Explainable no-code OECD-compliant machine learning models to predict the mutagenic activity of polycyclic aromatic hydrocarbons and their radical cation metabolites.
Journal:
The Science of the total environment
PMID:
40101616
Abstract
Polycyclic aromatic hydrocarbons (PAHs) are persistent pollutants with well-known genotoxic and mutagenic effects, posing risks to ecosystems and human health. Their hydrophobic nature promotes accumulation in soils and aquatic environments, increasing exposure risks. Upon metabolic activation, PAHs generate reactive species that form DNA adducts, driving their mutagenic potential. This study presents an OECD-compliant methodology that integrates conceptual density functional theory (CDFT) calculations at the GFN2-xTB level with machine learning models to predict PAH mutagenicity. Using quantum chemical descriptors of procarcinogens and radical cation metabolites alongside Ames test data, key electronic properties linked to mutagenicity were identified.
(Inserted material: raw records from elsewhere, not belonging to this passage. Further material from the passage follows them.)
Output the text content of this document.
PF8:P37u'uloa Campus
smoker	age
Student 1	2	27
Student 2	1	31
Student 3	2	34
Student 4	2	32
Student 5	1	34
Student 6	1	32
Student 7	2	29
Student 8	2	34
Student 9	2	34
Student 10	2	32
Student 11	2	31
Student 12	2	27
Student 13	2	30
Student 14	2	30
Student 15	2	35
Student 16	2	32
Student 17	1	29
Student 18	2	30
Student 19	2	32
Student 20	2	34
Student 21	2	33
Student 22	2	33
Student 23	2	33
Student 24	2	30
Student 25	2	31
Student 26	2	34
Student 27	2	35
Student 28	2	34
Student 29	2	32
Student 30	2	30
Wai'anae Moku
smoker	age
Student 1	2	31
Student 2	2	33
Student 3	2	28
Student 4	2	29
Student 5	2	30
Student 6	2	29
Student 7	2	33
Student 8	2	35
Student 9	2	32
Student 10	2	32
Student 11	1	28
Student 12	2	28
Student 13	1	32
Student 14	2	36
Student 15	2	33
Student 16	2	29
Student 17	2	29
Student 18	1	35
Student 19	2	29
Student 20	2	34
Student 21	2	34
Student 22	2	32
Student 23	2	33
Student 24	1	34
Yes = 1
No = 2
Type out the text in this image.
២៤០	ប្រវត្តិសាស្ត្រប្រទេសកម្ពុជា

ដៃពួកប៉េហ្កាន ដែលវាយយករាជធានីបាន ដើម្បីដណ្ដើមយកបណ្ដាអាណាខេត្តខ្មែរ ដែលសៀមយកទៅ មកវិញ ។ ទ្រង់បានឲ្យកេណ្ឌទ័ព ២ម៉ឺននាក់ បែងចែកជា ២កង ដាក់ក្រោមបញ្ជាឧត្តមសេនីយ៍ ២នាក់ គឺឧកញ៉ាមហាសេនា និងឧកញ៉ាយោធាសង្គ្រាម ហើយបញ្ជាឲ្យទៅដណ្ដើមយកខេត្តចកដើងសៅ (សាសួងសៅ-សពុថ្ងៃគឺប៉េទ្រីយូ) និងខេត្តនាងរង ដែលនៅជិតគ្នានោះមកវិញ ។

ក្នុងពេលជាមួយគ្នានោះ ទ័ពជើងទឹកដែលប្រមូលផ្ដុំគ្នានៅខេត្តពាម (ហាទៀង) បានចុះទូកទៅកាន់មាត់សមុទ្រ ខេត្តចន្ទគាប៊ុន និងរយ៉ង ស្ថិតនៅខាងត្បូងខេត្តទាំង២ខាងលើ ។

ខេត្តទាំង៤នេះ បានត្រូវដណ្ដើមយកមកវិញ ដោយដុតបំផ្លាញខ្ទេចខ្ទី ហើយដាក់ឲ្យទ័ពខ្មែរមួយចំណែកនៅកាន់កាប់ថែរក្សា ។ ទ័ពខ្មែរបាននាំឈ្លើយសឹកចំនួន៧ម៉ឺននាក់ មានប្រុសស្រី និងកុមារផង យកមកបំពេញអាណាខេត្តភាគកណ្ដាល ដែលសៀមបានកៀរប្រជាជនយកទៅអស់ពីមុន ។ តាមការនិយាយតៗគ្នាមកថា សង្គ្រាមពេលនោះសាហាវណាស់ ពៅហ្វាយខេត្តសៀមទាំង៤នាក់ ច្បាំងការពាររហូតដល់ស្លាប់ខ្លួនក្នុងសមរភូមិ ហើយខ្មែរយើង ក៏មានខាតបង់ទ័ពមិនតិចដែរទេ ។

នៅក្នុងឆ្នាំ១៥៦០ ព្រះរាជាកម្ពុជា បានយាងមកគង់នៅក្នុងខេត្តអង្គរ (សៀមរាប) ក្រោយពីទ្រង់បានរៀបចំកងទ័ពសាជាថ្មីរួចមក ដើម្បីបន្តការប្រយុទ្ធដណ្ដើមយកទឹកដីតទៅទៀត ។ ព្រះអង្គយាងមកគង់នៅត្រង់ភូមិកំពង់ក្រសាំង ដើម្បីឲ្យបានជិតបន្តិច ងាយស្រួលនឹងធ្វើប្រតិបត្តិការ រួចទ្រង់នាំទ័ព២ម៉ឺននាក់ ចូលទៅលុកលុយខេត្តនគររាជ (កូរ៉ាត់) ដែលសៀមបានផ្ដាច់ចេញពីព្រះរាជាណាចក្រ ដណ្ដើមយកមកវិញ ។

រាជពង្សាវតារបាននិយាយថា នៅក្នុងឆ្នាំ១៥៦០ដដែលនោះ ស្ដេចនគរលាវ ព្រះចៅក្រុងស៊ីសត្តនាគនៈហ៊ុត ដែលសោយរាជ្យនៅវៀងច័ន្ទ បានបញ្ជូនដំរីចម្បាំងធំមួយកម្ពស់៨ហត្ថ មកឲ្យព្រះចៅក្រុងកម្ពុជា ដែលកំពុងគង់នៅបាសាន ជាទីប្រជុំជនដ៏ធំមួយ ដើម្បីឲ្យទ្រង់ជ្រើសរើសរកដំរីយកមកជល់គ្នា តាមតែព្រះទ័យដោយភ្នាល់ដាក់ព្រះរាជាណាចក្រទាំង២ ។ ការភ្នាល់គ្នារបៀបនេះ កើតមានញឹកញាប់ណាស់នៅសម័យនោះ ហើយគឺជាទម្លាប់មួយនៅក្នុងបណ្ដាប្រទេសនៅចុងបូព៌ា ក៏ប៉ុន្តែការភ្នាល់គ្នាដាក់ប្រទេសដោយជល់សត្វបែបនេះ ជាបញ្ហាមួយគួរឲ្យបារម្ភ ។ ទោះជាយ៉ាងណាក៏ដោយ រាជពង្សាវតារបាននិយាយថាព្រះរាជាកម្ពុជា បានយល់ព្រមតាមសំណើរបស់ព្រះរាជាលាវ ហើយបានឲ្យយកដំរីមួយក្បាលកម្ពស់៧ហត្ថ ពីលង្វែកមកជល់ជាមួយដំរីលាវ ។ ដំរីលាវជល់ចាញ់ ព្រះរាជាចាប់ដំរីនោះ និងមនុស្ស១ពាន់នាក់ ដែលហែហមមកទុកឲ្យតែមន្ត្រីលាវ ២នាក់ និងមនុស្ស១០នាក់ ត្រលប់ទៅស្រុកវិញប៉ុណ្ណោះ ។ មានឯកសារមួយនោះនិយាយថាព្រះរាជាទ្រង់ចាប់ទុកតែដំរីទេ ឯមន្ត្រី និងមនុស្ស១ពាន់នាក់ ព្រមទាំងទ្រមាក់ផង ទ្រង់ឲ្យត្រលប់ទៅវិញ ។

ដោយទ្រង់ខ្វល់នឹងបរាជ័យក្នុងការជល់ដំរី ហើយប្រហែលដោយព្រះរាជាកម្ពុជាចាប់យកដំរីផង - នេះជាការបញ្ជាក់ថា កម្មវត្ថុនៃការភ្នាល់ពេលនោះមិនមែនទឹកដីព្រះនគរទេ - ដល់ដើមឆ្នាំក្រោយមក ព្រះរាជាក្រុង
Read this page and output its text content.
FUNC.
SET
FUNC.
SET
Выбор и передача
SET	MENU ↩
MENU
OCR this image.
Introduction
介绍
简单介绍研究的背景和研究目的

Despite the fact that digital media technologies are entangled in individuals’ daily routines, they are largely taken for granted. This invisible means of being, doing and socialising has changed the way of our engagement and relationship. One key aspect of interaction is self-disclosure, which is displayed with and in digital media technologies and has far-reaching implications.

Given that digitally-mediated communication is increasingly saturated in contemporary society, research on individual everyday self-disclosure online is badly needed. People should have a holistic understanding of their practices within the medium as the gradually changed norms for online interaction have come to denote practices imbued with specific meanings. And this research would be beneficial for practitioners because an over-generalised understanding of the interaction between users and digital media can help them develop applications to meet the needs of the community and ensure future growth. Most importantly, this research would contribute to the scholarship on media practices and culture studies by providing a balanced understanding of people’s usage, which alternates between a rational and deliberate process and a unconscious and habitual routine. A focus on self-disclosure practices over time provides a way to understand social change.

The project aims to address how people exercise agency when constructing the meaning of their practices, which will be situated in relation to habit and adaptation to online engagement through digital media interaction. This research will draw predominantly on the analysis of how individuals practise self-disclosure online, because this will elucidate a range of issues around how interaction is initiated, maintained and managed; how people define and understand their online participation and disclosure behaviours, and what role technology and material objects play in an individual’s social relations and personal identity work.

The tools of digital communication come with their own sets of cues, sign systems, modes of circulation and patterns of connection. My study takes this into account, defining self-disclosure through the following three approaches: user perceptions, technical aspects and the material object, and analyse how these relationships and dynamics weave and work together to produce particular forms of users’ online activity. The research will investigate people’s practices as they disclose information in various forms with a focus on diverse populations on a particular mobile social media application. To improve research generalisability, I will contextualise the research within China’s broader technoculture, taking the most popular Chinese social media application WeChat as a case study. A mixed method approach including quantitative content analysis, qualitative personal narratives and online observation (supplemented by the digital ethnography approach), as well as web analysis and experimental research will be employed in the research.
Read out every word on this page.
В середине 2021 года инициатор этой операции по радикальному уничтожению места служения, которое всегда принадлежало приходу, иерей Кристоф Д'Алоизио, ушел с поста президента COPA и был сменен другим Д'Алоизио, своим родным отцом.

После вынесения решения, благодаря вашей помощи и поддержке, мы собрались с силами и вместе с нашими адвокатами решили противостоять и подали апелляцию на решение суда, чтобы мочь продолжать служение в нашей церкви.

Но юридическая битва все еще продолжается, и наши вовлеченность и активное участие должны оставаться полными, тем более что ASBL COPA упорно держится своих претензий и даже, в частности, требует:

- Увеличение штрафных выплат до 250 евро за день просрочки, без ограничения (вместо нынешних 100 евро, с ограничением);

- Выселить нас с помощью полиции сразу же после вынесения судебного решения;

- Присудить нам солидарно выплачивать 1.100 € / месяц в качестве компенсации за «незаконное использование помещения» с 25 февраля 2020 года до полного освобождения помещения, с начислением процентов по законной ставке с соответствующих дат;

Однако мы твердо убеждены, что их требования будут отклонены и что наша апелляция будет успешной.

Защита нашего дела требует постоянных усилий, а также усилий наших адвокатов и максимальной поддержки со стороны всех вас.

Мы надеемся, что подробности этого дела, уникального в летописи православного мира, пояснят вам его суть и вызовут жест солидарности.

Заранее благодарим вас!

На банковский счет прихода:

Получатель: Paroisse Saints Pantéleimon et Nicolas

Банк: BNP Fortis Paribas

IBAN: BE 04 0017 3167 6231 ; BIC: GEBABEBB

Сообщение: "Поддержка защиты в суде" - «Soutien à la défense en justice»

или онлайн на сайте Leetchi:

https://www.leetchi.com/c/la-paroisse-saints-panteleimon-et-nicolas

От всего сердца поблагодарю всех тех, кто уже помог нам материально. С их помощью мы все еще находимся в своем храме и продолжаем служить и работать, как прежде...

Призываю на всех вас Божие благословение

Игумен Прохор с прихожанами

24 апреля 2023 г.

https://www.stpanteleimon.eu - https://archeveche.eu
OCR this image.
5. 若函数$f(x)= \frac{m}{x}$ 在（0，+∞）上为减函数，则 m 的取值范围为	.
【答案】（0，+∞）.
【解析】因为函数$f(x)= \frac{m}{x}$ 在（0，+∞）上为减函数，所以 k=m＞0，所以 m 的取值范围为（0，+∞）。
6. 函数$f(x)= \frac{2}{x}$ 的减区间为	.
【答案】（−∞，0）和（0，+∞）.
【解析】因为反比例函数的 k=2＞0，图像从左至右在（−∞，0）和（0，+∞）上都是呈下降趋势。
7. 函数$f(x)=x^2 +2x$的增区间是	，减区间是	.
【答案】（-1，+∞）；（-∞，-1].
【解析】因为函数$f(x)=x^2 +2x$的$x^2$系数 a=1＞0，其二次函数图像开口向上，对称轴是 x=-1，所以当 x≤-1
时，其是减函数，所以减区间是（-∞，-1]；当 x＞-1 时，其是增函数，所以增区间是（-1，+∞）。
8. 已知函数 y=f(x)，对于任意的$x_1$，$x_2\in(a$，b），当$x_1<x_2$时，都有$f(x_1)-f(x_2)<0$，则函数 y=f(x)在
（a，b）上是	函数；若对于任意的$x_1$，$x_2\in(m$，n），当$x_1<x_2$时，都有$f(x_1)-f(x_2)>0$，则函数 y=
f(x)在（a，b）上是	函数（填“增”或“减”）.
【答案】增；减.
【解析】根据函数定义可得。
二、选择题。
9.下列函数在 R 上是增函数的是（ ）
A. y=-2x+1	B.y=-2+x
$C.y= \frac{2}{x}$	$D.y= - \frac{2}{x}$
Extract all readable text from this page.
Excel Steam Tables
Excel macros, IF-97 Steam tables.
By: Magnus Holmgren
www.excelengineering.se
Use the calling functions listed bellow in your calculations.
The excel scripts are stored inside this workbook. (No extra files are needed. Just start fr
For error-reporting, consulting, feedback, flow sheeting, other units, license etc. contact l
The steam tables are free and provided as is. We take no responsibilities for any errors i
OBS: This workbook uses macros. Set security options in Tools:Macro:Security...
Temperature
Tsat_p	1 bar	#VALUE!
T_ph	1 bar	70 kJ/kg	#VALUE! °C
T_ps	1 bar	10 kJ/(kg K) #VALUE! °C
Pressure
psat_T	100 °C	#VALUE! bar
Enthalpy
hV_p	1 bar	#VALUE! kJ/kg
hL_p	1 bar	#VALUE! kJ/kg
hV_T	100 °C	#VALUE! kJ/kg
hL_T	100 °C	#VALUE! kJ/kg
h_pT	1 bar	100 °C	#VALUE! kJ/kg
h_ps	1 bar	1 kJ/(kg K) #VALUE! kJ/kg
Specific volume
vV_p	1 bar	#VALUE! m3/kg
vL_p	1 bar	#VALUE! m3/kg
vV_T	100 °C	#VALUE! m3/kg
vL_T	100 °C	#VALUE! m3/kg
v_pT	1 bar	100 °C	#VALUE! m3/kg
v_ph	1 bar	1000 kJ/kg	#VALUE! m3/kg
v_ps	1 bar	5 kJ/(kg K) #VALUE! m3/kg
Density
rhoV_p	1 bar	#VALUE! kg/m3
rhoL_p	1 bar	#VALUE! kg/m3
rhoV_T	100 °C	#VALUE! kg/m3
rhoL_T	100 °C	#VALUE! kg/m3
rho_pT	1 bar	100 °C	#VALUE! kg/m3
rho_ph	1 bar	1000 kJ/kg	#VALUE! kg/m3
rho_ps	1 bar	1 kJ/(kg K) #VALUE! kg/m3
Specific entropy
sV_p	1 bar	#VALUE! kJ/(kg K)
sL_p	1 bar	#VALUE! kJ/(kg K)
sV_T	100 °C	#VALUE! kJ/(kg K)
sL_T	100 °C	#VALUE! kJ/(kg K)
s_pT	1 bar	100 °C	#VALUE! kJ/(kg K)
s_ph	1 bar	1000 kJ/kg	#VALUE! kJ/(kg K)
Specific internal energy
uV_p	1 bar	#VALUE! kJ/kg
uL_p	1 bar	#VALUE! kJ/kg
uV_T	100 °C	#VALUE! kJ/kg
Feature selection consistently highlighted radical cation descriptors as key indicators of metabolic activation pathways. Machine learning models - including SPAARC, Random Tree, and JCHAID - achieved validation accuracies exceeding 89 %, with minimal false-negative rates, ensuring conservative predictions for environmental risk assessment. The PSL and CDP electrophilicity frameworks proved particularly effective in modeling DNA damage-related processes. This no-code, freeware-based methodology provides a scalable and cost-effective tool for assessing mutagenic risks in environmentally relevant conditions. The findings reinforce the importance of metabolic activation, validate the radical cation as a reliable proxy for this process, and demonstrate the predictive value of electronic properties in QSAR modeling. These insights support advances in environmental toxicology and contribute to improved strategies for regulatory risk assessment.